Can you sew your favourite woven pattern in knit fabric?
Thank you to Rachel Slimmon for creating this tutorial for our knit lovin’ Below The Kōwhai community.
To see more of Rachel’s beautiful sewing visit @royalrabbitcreations on Instagram.
It took me a long time to branch out into the world of knit sewing. A few bad knit experiences from my teenage days left me scarred and terribly afraid, but a few years ago I did some research, invested in some good knit fabric and dived in.
Now I find myself asking, “The pattern calls for woven fabric, but can I use knit instead?”
Here are some of my top points to consider and my favourite Below the Kōwhai pattern hacks.
First and most importantly is ease. Woven patterns have built in positive ease so the garment fits comfortably around the body.
Each Below the Kōwhai pattern includes both body size measurements and finished garment measurements in the measurement table at the start of each pattern. Using the Pōhutukawa Dress as an example, a size 14 has the body bust measurement of 100cm and the finished garment has a bust measurement of 105cm. This means the dress has 5cm (2″) of wearable ease.
Knit patterns can have positive and negative ease:
A positive ease knit tee will drape around your body and not cling to it.
A negative ease knit tee will have finished measurements smaller than your body and be more figure hugging.
When making a woven pattern with knit fabric I recommend you sizing down 1-2 sizes depending on the amount of ease you prefer.
Fabric Structure and Weight
Woven fabrics can give a garment more structure and silhouettes can be enhanced with interfacing, lining or boning. Knit fabrics will naturally stretch and conform to the wearers body.
Like woven fabrics, knit fabrics both come in a variety of weights. If the pattern calls for a heavy or medium-weight woven fabric, think about using something stable like a double knit including scuba, ponte knit, roma knit or interlock jersey to name a few. A stable knit will generally have a 2-way stretch and will stretch between 18-25% percentage. If you choose a knit fabric like this you could make your pattern exactly as the pattern suggests.
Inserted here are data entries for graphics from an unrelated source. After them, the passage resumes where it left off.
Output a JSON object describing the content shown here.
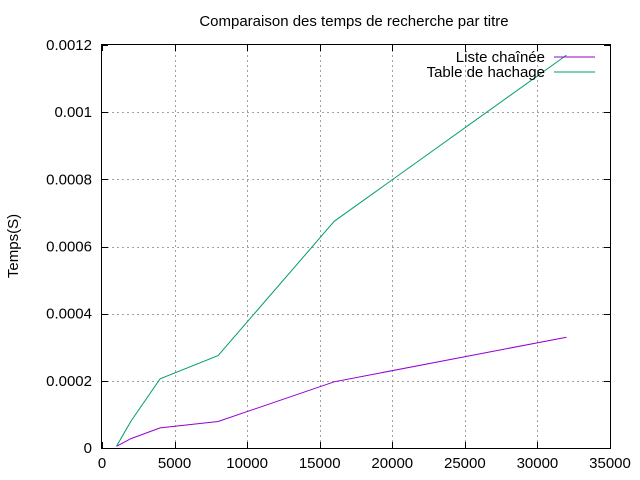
{
  "chart_data": {
    "type": "line",
    "title": "Comparaison des temps de recherche par titre",
    "xlabel": "",
    "ylabel": "Temps(S)",
    "xlim": [
      0,
      35000
    ],
    "ylim": [
      0,
      0.0012
    ],
    "x_ticks": [
      0,
      5000,
      10000,
      15000,
      20000,
      25000,
      30000,
      35000
    ],
    "x_tick_labels": [
      "0",
      "5000",
      "10000",
      "15000",
      "20000",
      "25000",
      "30000",
      "35000"
    ],
    "y_ticks": [
      0,
      0.0002,
      0.0004,
      0.0006,
      0.0008,
      0.001,
      0.0012
    ],
    "y_tick_labels": [
      "0",
      "0.0002",
      "0.0004",
      "0.0006",
      "0.0008",
      "0.001",
      "0.0012"
    ],
    "grid": true,
    "legend_position": "top-right",
    "series": [
      {
        "name": "Liste chaînée",
        "color": "#9400d3",
        "x": [
          1000,
          2000,
          4000,
          8000,
          16000,
          32000
        ],
        "y": [
          5e-06,
          2.8e-05,
          6e-05,
          7.9e-05,
          0.000197,
          0.00033
        ]
      },
      {
        "name": "Table de hachage",
        "color": "#009e73",
        "x": [
          1000,
          2000,
          4000,
          8000,
          16000,
          32000
        ],
        "y": [
          5e-06,
          8e-05,
          0.000206,
          0.000275,
          0.000675,
          0.00117
        ]
      }
    ]
  }
}
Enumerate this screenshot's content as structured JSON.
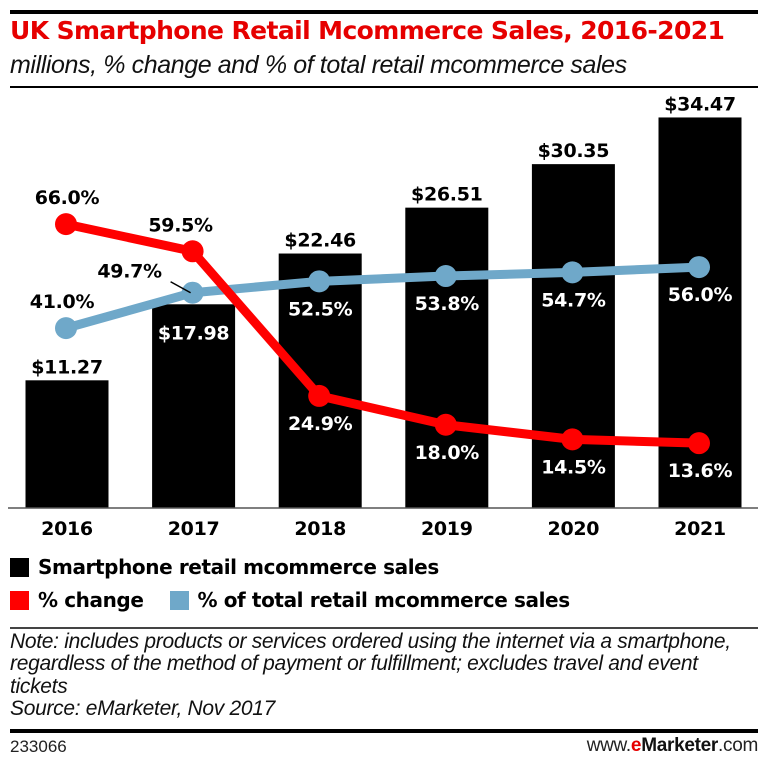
{
  "header": {
    "title": "UK Smartphone Retail Mcommerce Sales, 2016-2021",
    "subtitle": "millions, % change and % of total retail mcommerce sales"
  },
  "colors": {
    "bars": "#000000",
    "pct_change": "#ff0000",
    "pct_total": "#6fa8c9",
    "title": "#e60000"
  },
  "chart_data": {
    "type": "bar",
    "title": "UK Smartphone Retail Mcommerce Sales, 2016-2021",
    "subtitle": "millions, % change and % of total retail mcommerce sales",
    "xlabel": "",
    "ylabel": "",
    "categories": [
      "2016",
      "2017",
      "2018",
      "2019",
      "2020",
      "2021"
    ],
    "grid": false,
    "legend_position": "bottom-left",
    "series": [
      {
        "name": "Smartphone retail mcommerce sales",
        "type": "bar",
        "values": [
          11.27,
          17.98,
          22.46,
          26.51,
          30.35,
          34.47
        ],
        "labels": [
          "$11.27",
          "$17.98",
          "$22.46",
          "$26.51",
          "$30.35",
          "$34.47"
        ]
      },
      {
        "name": "% change",
        "type": "line",
        "values": [
          66.0,
          59.5,
          24.9,
          18.0,
          14.5,
          13.6
        ],
        "labels": [
          "66.0%",
          "59.5%",
          "24.9%",
          "18.0%",
          "14.5%",
          "13.6%"
        ]
      },
      {
        "name": "% of total retail mcommerce sales",
        "type": "line",
        "values": [
          41.0,
          49.7,
          52.5,
          53.8,
          54.7,
          56.0
        ],
        "labels": [
          "41.0%",
          "49.7%",
          "52.5%",
          "53.8%",
          "54.7%",
          "56.0%"
        ]
      }
    ]
  },
  "legend": {
    "bars": "Smartphone retail mcommerce sales",
    "pct_change": "% change",
    "pct_total": "% of total retail mcommerce sales"
  },
  "footer": {
    "note": "Note: includes products or services ordered using the internet via a smartphone, regardless of the method of payment or fulfillment; excludes travel and event tickets",
    "source": "Source: eMarketer, Nov 2017",
    "chart_id": "233066",
    "site_prefix": "www.",
    "site_e": "e",
    "site_brand": "Marketer",
    "site_suffix": ".com"
  }
}
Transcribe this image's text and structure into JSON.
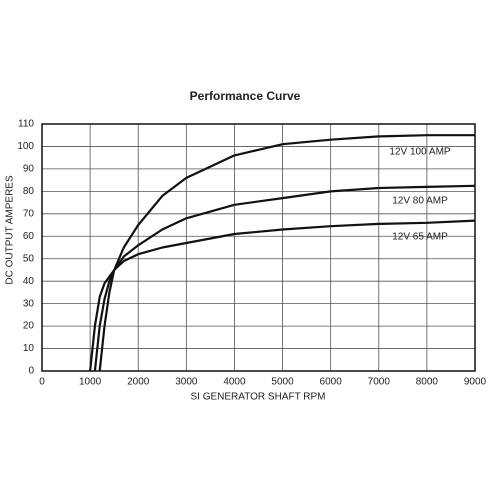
{
  "chart_data": {
    "type": "line",
    "title": "Performance Curve",
    "x_label": "SI GENERATOR SHAFT RPM",
    "y_label": "DC OUTPUT AMPERES",
    "x": [
      1000,
      1100,
      1200,
      1300,
      1400,
      1500,
      1700,
      2000,
      2500,
      3000,
      4000,
      5000,
      6000,
      7000,
      8000,
      9000
    ],
    "series": [
      {
        "name": "12V 100 AMP",
        "color": "#111111",
        "values": [
          null,
          null,
          0,
          20,
          35,
          45,
          55,
          65,
          78,
          86,
          96,
          101,
          103,
          104.5,
          105,
          105
        ]
      },
      {
        "name": "12V 80 AMP",
        "color": "#111111",
        "values": [
          null,
          0,
          20,
          32,
          40,
          45,
          51,
          56,
          63,
          68,
          74,
          77,
          80,
          81.5,
          82,
          82.5
        ]
      },
      {
        "name": "12V 65 AMP",
        "color": "#111111",
        "values": [
          0,
          20,
          33,
          39,
          42,
          45,
          49,
          52,
          55,
          57,
          61,
          63,
          64.5,
          65.5,
          66,
          67
        ]
      }
    ],
    "xlim": [
      0,
      9000
    ],
    "ylim": [
      0,
      110
    ],
    "xticks": [
      0,
      1000,
      2000,
      3000,
      4000,
      5000,
      6000,
      7000,
      8000,
      9000
    ],
    "yticks": [
      0,
      10,
      20,
      30,
      40,
      50,
      60,
      70,
      80,
      90,
      100,
      110
    ],
    "grid": true
  }
}
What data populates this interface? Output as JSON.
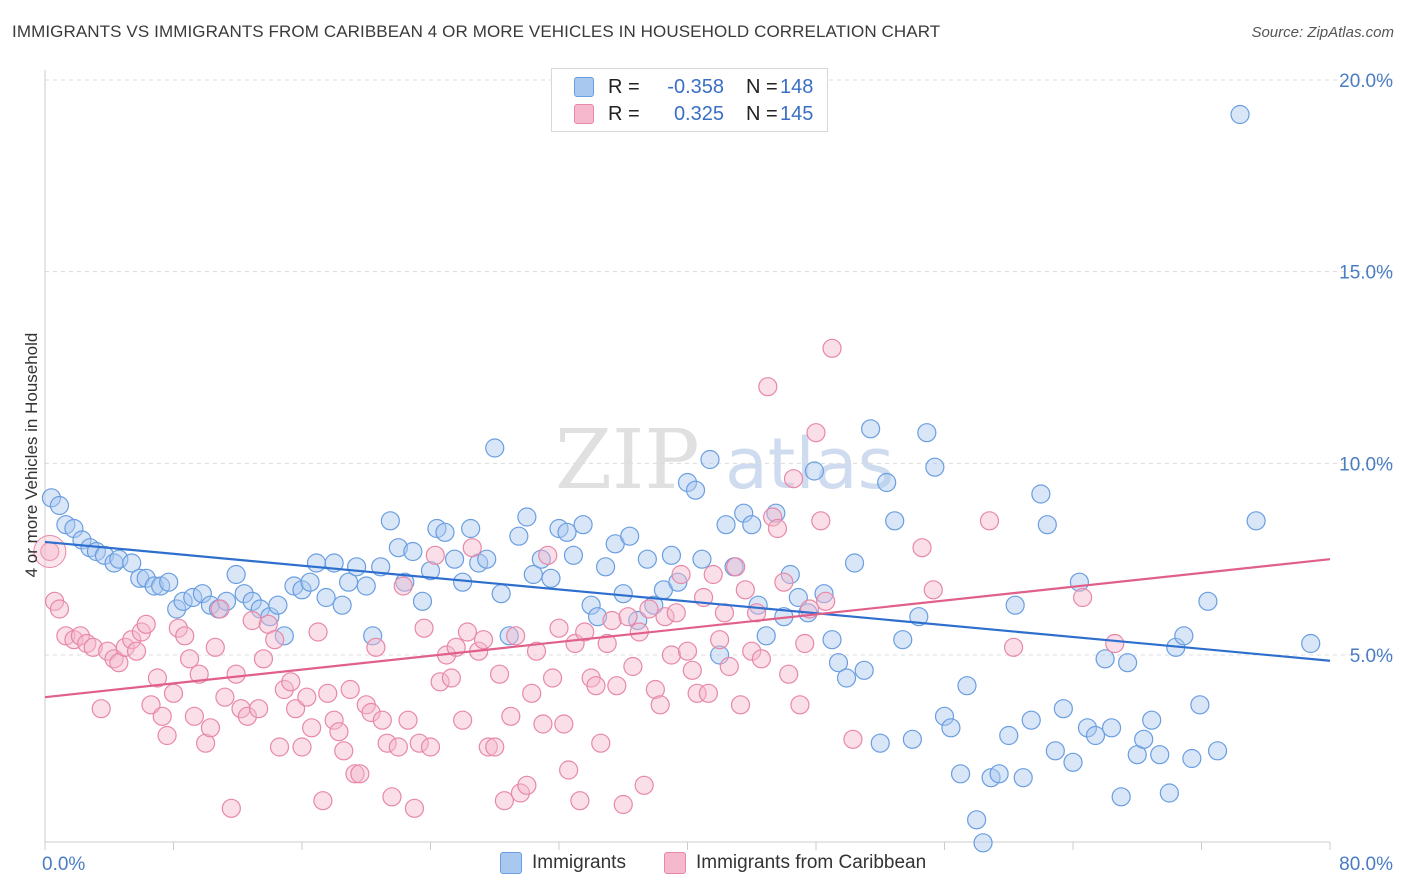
{
  "title": "IMMIGRANTS VS IMMIGRANTS FROM CARIBBEAN 4 OR MORE VEHICLES IN HOUSEHOLD CORRELATION CHART",
  "source": "Source: ZipAtlas.com",
  "watermark": {
    "zip": "ZIP",
    "atlas": "atlas"
  },
  "legend": {
    "rows": [
      {
        "r_label": "R =",
        "r_value": "-0.358",
        "n_label": "N =",
        "n_value": "148",
        "color": "#a8c8f0"
      },
      {
        "r_label": "R =",
        "r_value": "0.325",
        "n_label": "N =",
        "n_value": "145",
        "color": "#f5b8cc"
      }
    ]
  },
  "bottom_legend": [
    {
      "label": "Immigrants",
      "color": "#a8c8f0"
    },
    {
      "label": "Immigrants from Caribbean",
      "color": "#f5b8cc"
    }
  ],
  "chart_data": {
    "type": "scatter",
    "ylabel": "4 or more Vehicles in Household",
    "xlim": [
      0,
      80
    ],
    "ylim": [
      0,
      20.5
    ],
    "x_tick_labels": [
      {
        "value": 0,
        "label": "0.0%"
      },
      {
        "value": 80,
        "label": "80.0%"
      }
    ],
    "y_tick_labels": [
      {
        "value": 5,
        "label": "5.0%"
      },
      {
        "value": 10,
        "label": "10.0%"
      },
      {
        "value": 15,
        "label": "15.0%"
      },
      {
        "value": 20,
        "label": "20.0%"
      }
    ],
    "x_minor_ticks": [
      0,
      8,
      16,
      24,
      32,
      40,
      48,
      56,
      64,
      72,
      80
    ],
    "grid": "horizontal-dashed",
    "series": [
      {
        "name": "Immigrants",
        "color": "#6a9ee0",
        "fill": "#a8c8f0",
        "line_color": "#2e6fce",
        "trend": [
          [
            0,
            7.95
          ],
          [
            80,
            4.85
          ]
        ],
        "points": [
          [
            0.4,
            9.1
          ],
          [
            0.9,
            8.9
          ],
          [
            1.3,
            8.4
          ],
          [
            1.8,
            8.3
          ],
          [
            2.3,
            8.0
          ],
          [
            2.8,
            7.8
          ],
          [
            3.2,
            7.7
          ],
          [
            3.7,
            7.6
          ],
          [
            4.3,
            7.4
          ],
          [
            4.6,
            7.5
          ],
          [
            5.4,
            7.4
          ],
          [
            5.9,
            7.0
          ],
          [
            6.3,
            7.0
          ],
          [
            6.8,
            6.8
          ],
          [
            7.2,
            6.8
          ],
          [
            7.7,
            6.9
          ],
          [
            8.2,
            6.2
          ],
          [
            8.6,
            6.4
          ],
          [
            9.2,
            6.5
          ],
          [
            9.8,
            6.6
          ],
          [
            10.3,
            6.3
          ],
          [
            10.8,
            6.2
          ],
          [
            11.3,
            6.4
          ],
          [
            11.9,
            7.1
          ],
          [
            12.4,
            6.6
          ],
          [
            12.9,
            6.4
          ],
          [
            13.4,
            6.2
          ],
          [
            14.0,
            6.0
          ],
          [
            14.5,
            6.3
          ],
          [
            14.9,
            5.5
          ],
          [
            15.5,
            6.8
          ],
          [
            16.0,
            6.7
          ],
          [
            16.5,
            6.9
          ],
          [
            16.9,
            7.4
          ],
          [
            17.5,
            6.5
          ],
          [
            18.0,
            7.4
          ],
          [
            18.5,
            6.3
          ],
          [
            18.9,
            6.9
          ],
          [
            19.4,
            7.3
          ],
          [
            20.0,
            6.8
          ],
          [
            20.4,
            5.5
          ],
          [
            20.9,
            7.3
          ],
          [
            21.5,
            8.5
          ],
          [
            22.0,
            7.8
          ],
          [
            22.4,
            6.9
          ],
          [
            22.9,
            7.7
          ],
          [
            23.5,
            6.4
          ],
          [
            24.0,
            7.2
          ],
          [
            24.4,
            8.3
          ],
          [
            24.9,
            8.2
          ],
          [
            25.5,
            7.5
          ],
          [
            26.0,
            6.9
          ],
          [
            26.5,
            8.3
          ],
          [
            27.0,
            7.4
          ],
          [
            27.5,
            7.5
          ],
          [
            28.0,
            10.4
          ],
          [
            28.4,
            6.6
          ],
          [
            28.9,
            5.5
          ],
          [
            29.5,
            8.1
          ],
          [
            30.0,
            8.6
          ],
          [
            30.4,
            7.1
          ],
          [
            30.9,
            7.5
          ],
          [
            31.5,
            7.0
          ],
          [
            32.0,
            8.3
          ],
          [
            32.5,
            8.2
          ],
          [
            32.9,
            7.6
          ],
          [
            33.5,
            8.4
          ],
          [
            34.0,
            6.3
          ],
          [
            34.4,
            6.0
          ],
          [
            34.9,
            7.3
          ],
          [
            35.5,
            7.9
          ],
          [
            36.0,
            6.6
          ],
          [
            36.4,
            8.1
          ],
          [
            36.9,
            5.9
          ],
          [
            37.5,
            7.5
          ],
          [
            37.9,
            6.3
          ],
          [
            38.5,
            6.7
          ],
          [
            39.0,
            7.6
          ],
          [
            39.4,
            6.9
          ],
          [
            40.0,
            9.5
          ],
          [
            40.5,
            9.3
          ],
          [
            40.9,
            7.5
          ],
          [
            41.4,
            10.1
          ],
          [
            42.0,
            5.0
          ],
          [
            42.4,
            8.4
          ],
          [
            42.9,
            7.3
          ],
          [
            43.5,
            8.7
          ],
          [
            44.0,
            8.4
          ],
          [
            44.4,
            6.3
          ],
          [
            44.9,
            5.5
          ],
          [
            45.5,
            8.7
          ],
          [
            46.0,
            6.0
          ],
          [
            46.4,
            7.1
          ],
          [
            46.9,
            6.5
          ],
          [
            47.5,
            6.1
          ],
          [
            47.9,
            9.8
          ],
          [
            48.5,
            6.6
          ],
          [
            49.0,
            5.4
          ],
          [
            49.4,
            4.8
          ],
          [
            49.9,
            4.4
          ],
          [
            50.4,
            7.4
          ],
          [
            51.0,
            4.6
          ],
          [
            51.4,
            10.9
          ],
          [
            52.0,
            2.7
          ],
          [
            52.4,
            9.5
          ],
          [
            52.9,
            8.5
          ],
          [
            53.4,
            5.4
          ],
          [
            54.0,
            2.8
          ],
          [
            54.4,
            6.0
          ],
          [
            54.9,
            10.8
          ],
          [
            55.4,
            9.9
          ],
          [
            56.0,
            3.4
          ],
          [
            56.4,
            3.1
          ],
          [
            57.0,
            1.9
          ],
          [
            57.4,
            4.2
          ],
          [
            58.0,
            0.7
          ],
          [
            58.4,
            0.1
          ],
          [
            58.9,
            1.8
          ],
          [
            59.4,
            1.9
          ],
          [
            60.0,
            2.9
          ],
          [
            60.4,
            6.3
          ],
          [
            60.9,
            1.8
          ],
          [
            61.4,
            3.3
          ],
          [
            62.0,
            9.2
          ],
          [
            62.4,
            8.4
          ],
          [
            62.9,
            2.5
          ],
          [
            63.4,
            3.6
          ],
          [
            64.0,
            2.2
          ],
          [
            64.4,
            6.9
          ],
          [
            64.9,
            3.1
          ],
          [
            65.4,
            2.9
          ],
          [
            66.0,
            4.9
          ],
          [
            66.4,
            3.1
          ],
          [
            67.0,
            1.3
          ],
          [
            67.4,
            4.8
          ],
          [
            68.0,
            2.4
          ],
          [
            68.4,
            2.8
          ],
          [
            68.9,
            3.3
          ],
          [
            69.4,
            2.4
          ],
          [
            70.0,
            1.4
          ],
          [
            70.4,
            5.2
          ],
          [
            70.9,
            5.5
          ],
          [
            71.4,
            2.3
          ],
          [
            71.9,
            3.7
          ],
          [
            72.4,
            6.4
          ],
          [
            73.0,
            2.5
          ],
          [
            74.4,
            19.1
          ],
          [
            75.4,
            8.5
          ],
          [
            78.8,
            5.3
          ]
        ]
      },
      {
        "name": "Immigrants from Caribbean",
        "color": "#e888a8",
        "fill": "#f5b8cc",
        "line_color": "#e0608a",
        "trend": [
          [
            0,
            3.9
          ],
          [
            80,
            7.5
          ]
        ],
        "points": [
          [
            0.3,
            7.7
          ],
          [
            0.6,
            6.4
          ],
          [
            0.9,
            6.2
          ],
          [
            1.3,
            5.5
          ],
          [
            1.8,
            5.4
          ],
          [
            2.2,
            5.5
          ],
          [
            2.6,
            5.3
          ],
          [
            3.0,
            5.2
          ],
          [
            3.5,
            3.6
          ],
          [
            3.9,
            5.1
          ],
          [
            4.3,
            4.9
          ],
          [
            4.6,
            4.8
          ],
          [
            5.0,
            5.2
          ],
          [
            5.4,
            5.4
          ],
          [
            5.7,
            5.1
          ],
          [
            6.0,
            5.6
          ],
          [
            6.3,
            5.8
          ],
          [
            6.6,
            3.7
          ],
          [
            7.0,
            4.4
          ],
          [
            7.3,
            3.4
          ],
          [
            7.6,
            2.9
          ],
          [
            8.0,
            4.0
          ],
          [
            8.3,
            5.7
          ],
          [
            8.7,
            5.5
          ],
          [
            9.0,
            4.9
          ],
          [
            9.3,
            3.4
          ],
          [
            9.6,
            4.5
          ],
          [
            10.0,
            2.7
          ],
          [
            10.3,
            3.1
          ],
          [
            10.6,
            5.2
          ],
          [
            10.9,
            6.2
          ],
          [
            11.2,
            3.9
          ],
          [
            11.6,
            1.0
          ],
          [
            11.9,
            4.5
          ],
          [
            12.2,
            3.6
          ],
          [
            12.6,
            3.4
          ],
          [
            12.9,
            5.9
          ],
          [
            13.3,
            3.6
          ],
          [
            13.6,
            4.9
          ],
          [
            13.9,
            5.8
          ],
          [
            14.3,
            5.4
          ],
          [
            14.6,
            2.6
          ],
          [
            14.9,
            4.1
          ],
          [
            15.3,
            4.3
          ],
          [
            15.6,
            3.6
          ],
          [
            16.0,
            2.6
          ],
          [
            16.3,
            3.9
          ],
          [
            16.6,
            3.1
          ],
          [
            17.0,
            5.6
          ],
          [
            17.3,
            1.2
          ],
          [
            17.6,
            4.0
          ],
          [
            18.0,
            3.3
          ],
          [
            18.3,
            3.0
          ],
          [
            18.6,
            2.5
          ],
          [
            19.0,
            4.1
          ],
          [
            19.3,
            1.9
          ],
          [
            19.6,
            1.9
          ],
          [
            20.0,
            3.7
          ],
          [
            20.3,
            3.5
          ],
          [
            20.6,
            5.2
          ],
          [
            21.0,
            3.3
          ],
          [
            21.3,
            2.7
          ],
          [
            21.6,
            1.3
          ],
          [
            22.0,
            2.6
          ],
          [
            22.3,
            6.8
          ],
          [
            22.6,
            3.3
          ],
          [
            23.0,
            1.0
          ],
          [
            23.3,
            2.7
          ],
          [
            23.6,
            5.7
          ],
          [
            24.0,
            2.6
          ],
          [
            24.3,
            7.6
          ],
          [
            24.6,
            4.3
          ],
          [
            25.0,
            5.0
          ],
          [
            25.3,
            4.4
          ],
          [
            25.6,
            5.2
          ],
          [
            26.0,
            3.3
          ],
          [
            26.3,
            5.6
          ],
          [
            26.6,
            7.8
          ],
          [
            27.0,
            5.1
          ],
          [
            27.3,
            5.4
          ],
          [
            27.6,
            2.6
          ],
          [
            28.0,
            2.6
          ],
          [
            28.3,
            4.5
          ],
          [
            28.6,
            1.2
          ],
          [
            29.0,
            3.4
          ],
          [
            29.3,
            5.5
          ],
          [
            29.6,
            1.4
          ],
          [
            30.0,
            1.6
          ],
          [
            30.3,
            4.0
          ],
          [
            30.6,
            5.1
          ],
          [
            31.0,
            3.2
          ],
          [
            31.3,
            7.6
          ],
          [
            31.6,
            4.4
          ],
          [
            32.0,
            5.7
          ],
          [
            32.3,
            3.2
          ],
          [
            32.6,
            2.0
          ],
          [
            33.0,
            5.3
          ],
          [
            33.3,
            1.2
          ],
          [
            33.6,
            5.6
          ],
          [
            34.0,
            4.4
          ],
          [
            34.3,
            4.2
          ],
          [
            34.6,
            2.7
          ],
          [
            35.0,
            5.3
          ],
          [
            35.3,
            5.9
          ],
          [
            35.6,
            4.2
          ],
          [
            36.0,
            1.1
          ],
          [
            36.3,
            6.0
          ],
          [
            36.6,
            4.7
          ],
          [
            37.0,
            5.6
          ],
          [
            37.3,
            1.6
          ],
          [
            37.6,
            6.2
          ],
          [
            38.0,
            4.1
          ],
          [
            38.3,
            3.7
          ],
          [
            38.6,
            6.0
          ],
          [
            39.0,
            5.0
          ],
          [
            39.3,
            6.1
          ],
          [
            39.6,
            7.1
          ],
          [
            40.0,
            5.1
          ],
          [
            40.3,
            4.6
          ],
          [
            40.6,
            4.0
          ],
          [
            41.0,
            6.5
          ],
          [
            41.3,
            4.0
          ],
          [
            41.6,
            7.1
          ],
          [
            42.0,
            5.4
          ],
          [
            42.3,
            6.1
          ],
          [
            42.6,
            4.7
          ],
          [
            43.0,
            7.3
          ],
          [
            43.3,
            3.7
          ],
          [
            43.6,
            6.7
          ],
          [
            44.0,
            5.1
          ],
          [
            44.3,
            6.1
          ],
          [
            44.6,
            4.9
          ],
          [
            45.0,
            12.0
          ],
          [
            45.3,
            8.6
          ],
          [
            45.6,
            8.3
          ],
          [
            46.0,
            6.9
          ],
          [
            46.3,
            4.5
          ],
          [
            46.6,
            9.6
          ],
          [
            47.0,
            3.7
          ],
          [
            47.3,
            5.3
          ],
          [
            47.6,
            6.2
          ],
          [
            48.0,
            10.8
          ],
          [
            48.3,
            8.5
          ],
          [
            48.6,
            6.4
          ],
          [
            49.0,
            13.0
          ],
          [
            50.3,
            2.8
          ],
          [
            54.6,
            7.8
          ],
          [
            55.3,
            6.7
          ],
          [
            58.8,
            8.5
          ],
          [
            60.3,
            5.2
          ],
          [
            64.6,
            6.5
          ],
          [
            66.6,
            5.3
          ]
        ]
      }
    ]
  }
}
When the pattern calls for a light or fluid fabric like rayon or silk, look for a knit like brushed poly, bamboo, rayon spandex or cotton spandex. If you use a stretchy knit that has a stretch percentage over 50% you will need to make a few fit changes to your favourite woven pattern.
Knit patterns generally have fewer seams then woven patterns, so choosing a pattern with less seams will make your transformations simpler.
Below the Kōwhai’s signature style of relaxed clothing perfect for play and adventure, easily leads to wonderful knit transformation.
What silhouettes does the pattern have and what creates these shapes? What is your personal style?
When transforming a woven pattern to knit, I eliminate bust darts using the fold and remove method (read below to see how I have done this to the Pōhutukawa dress).
Pleats and gathers are easily done in knits.
How are you going to get your garment on and off?
For me, I love knit garments because they pull on or up and closures aren’t required.
So look carefully at your woven pattern, how can the closures translate from woven to knit.
Will buttons drag and stretch your knit fabric?
If you do buttonholes, don’t forgot to interface the whole placket.
Can you get a zip in without stretching the fabric?
Can you eliminate the need for closures altogether?
Construction and Finishing
You can sew knit fabrics on your normal sewing machine with a ‘knit stitch’ (it looks like a lightening bolt), or use a small zig zag stitch, or my favourite and quickest way is on an overlocker!
Knit fabrics won’t fray so the edges don’t need to be prepared at the beginning of construction, saving you heaps of time.
Always use a twin needle or zig zag stitch to hem your knit garments. All knit seams need to be able to stretch.
A normal straight stitch will quickly snap when putting on or off your garment and ruin all your beautiful work.